To make ucdump a proper UNIX-style tool, it should read from standard input if there is no filename. Maybe I’ll update it to do so when I find out how. For the latest version of the source, see the ucdump GitHub repository.
Onwards
This concludes the series. I realise I have perhaps irrevocably managed to combine the words “functional”, “programming” and “stupid”, but the real intent is in the “without feeling” part. I’ve sometimes felt that I would need to be some sort of genius programmer to understand Clojure, and certainly some proponents make Clojure sound so obvious that you can’t help thinking if there’s really something wrong with me. There must be something in the air (and not just Clojure/conj coinciding, which I honestly didn’t know about), since I just found out that Adam Bard had published Clojure is not for geniuses on 18 November 2014, a day after I started this series. That’s parallel evolution at work!

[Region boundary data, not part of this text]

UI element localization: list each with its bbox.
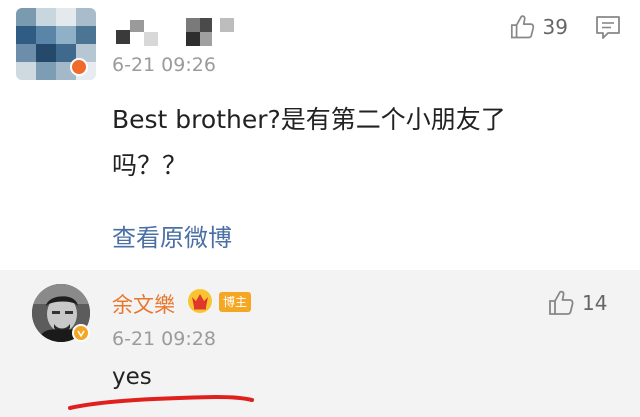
reply-timestamp: 6-21 09:28 [112,328,216,350]
comment-like-button[interactable]: 39 [508,12,568,42]
comment-like-count: 39 [542,15,568,39]
thumbs-up-icon [510,15,535,39]
reply-like-count: 14 [582,291,608,315]
commenter-name-censored[interactable] [116,14,246,50]
host-badge: 博主 [219,292,252,312]
comment-icon[interactable] [594,13,622,41]
verified-badge-icon [72,324,90,342]
comment-text: Best brother?是有第二个小朋友了吗？？ [112,105,506,180]
view-original-link[interactable]: 查看原微博 [112,218,232,253]
comment-timestamp: 6-21 09:26 [112,54,216,76]
red-underline-annotation [68,394,254,410]
reply-like-button[interactable]: 14 [546,288,626,318]
reply-author-name[interactable]: 余文樂 [112,289,175,319]
crown-icon [188,289,212,313]
thumbs-up-icon [549,290,574,315]
verified-badge-icon [70,58,88,76]
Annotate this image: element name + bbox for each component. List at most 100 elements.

I wanted to tease out some practical aspects of Clojure without theory or condescension, and hope that this series helps you learn a little more about Clojure programming.
UPDATE 2014-12-14: After nearly a month, I’m closing the comments on all parts of this series, because nothing but SPAM appeared.
UPDATE 2020-02-23: Corrected typos and formatting.
UPDATE 2021-09-19: Corrected an embarrassing logic error in combining offsets and characters.